Borrell cevap veriyor: "Ben avukat değilim ve bu, Uluslararası Ceza Mahkemesi'nin yetkisi dahilindedir."
Ayfarah bunun üzerine, "Peki, Hamas'ın 7 Ekim'de yaptığı şey bir savaş suçu muydu?" diye sorunca... Borrell "Kesinlikle evet." cevabını veriyor.
Bu tam bir ikiyüzlülük değil mi?
Peki, bu tutum, sadece Borrell'in kişisel fikirlerinin yansıması mı?
Elbette değil.
Batılı birçok siyasetçinin, yazarın, düşünürün bu tarz ikircikli açıklamalarına hep şahit olduk.

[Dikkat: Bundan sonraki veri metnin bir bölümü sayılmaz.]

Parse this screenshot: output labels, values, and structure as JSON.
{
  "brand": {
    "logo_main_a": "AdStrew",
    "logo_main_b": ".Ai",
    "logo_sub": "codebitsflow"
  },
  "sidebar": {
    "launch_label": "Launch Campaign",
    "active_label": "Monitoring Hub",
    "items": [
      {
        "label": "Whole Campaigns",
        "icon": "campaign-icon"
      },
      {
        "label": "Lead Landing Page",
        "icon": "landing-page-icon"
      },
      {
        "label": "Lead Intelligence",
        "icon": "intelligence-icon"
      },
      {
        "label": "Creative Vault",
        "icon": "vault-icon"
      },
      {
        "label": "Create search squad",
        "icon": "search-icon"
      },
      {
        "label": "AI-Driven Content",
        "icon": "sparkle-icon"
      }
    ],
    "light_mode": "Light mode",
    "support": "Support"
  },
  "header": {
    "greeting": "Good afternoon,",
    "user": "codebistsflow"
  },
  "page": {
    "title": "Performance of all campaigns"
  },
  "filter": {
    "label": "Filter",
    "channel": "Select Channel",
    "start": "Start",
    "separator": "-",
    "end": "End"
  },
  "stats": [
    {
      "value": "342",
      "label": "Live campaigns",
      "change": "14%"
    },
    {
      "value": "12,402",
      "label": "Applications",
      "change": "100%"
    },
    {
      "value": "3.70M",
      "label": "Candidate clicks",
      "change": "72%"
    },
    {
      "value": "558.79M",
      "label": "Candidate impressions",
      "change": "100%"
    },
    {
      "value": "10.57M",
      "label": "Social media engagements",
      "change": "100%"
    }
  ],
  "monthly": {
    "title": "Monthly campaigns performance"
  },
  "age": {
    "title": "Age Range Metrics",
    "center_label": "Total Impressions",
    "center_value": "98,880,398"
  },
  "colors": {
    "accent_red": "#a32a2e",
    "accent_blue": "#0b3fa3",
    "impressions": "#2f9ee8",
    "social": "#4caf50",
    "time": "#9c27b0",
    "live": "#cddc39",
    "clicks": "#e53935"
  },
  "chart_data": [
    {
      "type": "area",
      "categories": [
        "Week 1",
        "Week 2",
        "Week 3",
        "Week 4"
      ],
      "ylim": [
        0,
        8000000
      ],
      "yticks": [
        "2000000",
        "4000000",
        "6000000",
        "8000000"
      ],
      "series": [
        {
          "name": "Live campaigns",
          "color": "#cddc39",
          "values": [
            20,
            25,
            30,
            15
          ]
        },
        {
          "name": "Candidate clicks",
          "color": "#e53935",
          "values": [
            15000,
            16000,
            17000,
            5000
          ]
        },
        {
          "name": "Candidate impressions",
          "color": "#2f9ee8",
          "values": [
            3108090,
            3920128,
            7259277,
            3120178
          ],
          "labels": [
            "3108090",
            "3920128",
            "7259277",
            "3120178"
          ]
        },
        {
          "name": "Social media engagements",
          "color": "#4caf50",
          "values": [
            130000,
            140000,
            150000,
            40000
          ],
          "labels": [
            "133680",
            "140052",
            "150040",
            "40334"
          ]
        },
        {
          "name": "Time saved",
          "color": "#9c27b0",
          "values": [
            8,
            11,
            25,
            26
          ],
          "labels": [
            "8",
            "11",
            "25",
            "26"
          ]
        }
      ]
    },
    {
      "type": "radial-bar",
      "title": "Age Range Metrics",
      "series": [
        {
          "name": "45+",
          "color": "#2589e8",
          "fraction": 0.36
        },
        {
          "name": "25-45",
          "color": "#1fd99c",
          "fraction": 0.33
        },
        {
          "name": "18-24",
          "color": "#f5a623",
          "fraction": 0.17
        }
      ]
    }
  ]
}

Bundan sonra da benzer sahnelere sık sık şahit olacağız, emin olun.
Çünkü...
Söz konusu zevat hukuk da dahil her ne konuda olursa olsun mensup oldukları "dogma" tarafından belirlenen "mevzuatın" gereğini yerine getirdiklerini biliyorlar.
Oluşturdukları kurumların, bu dogmanın temsilini üstlendiğinin de bilincindeler.
Dogmaya teslim olmadan bir yere gelemezsiniz, ayrıca.
Bakmayın siz, dogmanın söylemde kendini gizlediğine.
Birey, adalet, insan hakları, demokrasi vesaire...
En basit krizde bile bütün bu kavramlar terkedilir, istisna devreye sokuluverir.
Son zamanlarda yaşadıklarımıza bakmanız yeterli.
Biz ise ne derinlemesine bir sorgulama yapıyoruz...
Ne de fikri takip yaparak sürecin ileriki safhalarına ilişkin akıl yürütüyoruz.
Batı da bizim bu tembelliğimizden faydalanıyor zaten.
Yani onlar, hukuklarının gereğini yerine getirirken...
Biz anlık duygulanımlarla slogan atmaya devam ediyoruz ancak.
Onun için evrensel değerler aldatmacası kolayımıza geliyor.
Onun için adaleti merkeze almasa da, oligarşinin çıkarını perdeleyen hukuk devleti, demokrasi kavramlarına perestiş ediyoruz.
Açık söyleyelim...
Batı'da adaleti sağlayacak hukuk tesis edilemez.
O diyarda...
Her kavram gibi hukuk da iktidarın stratejik aparatından ibarettir.
Hukukun öznesi 'bireyin tesisinin' dahi biraz kazıdığınızda dogma mevzuatı tarafından engellendiğini...
Bilakis bireyin, yığın içine hapsedildiğini görürsünüz.
Öteki ile yani Batı dışı toplumlarla tesis edilen ilişkilerde de, bunun bir adım ötesine geçip sömürme hakkının gereklerini yerine getirirler.
Yani, soykırımı bir hak olarak görürler.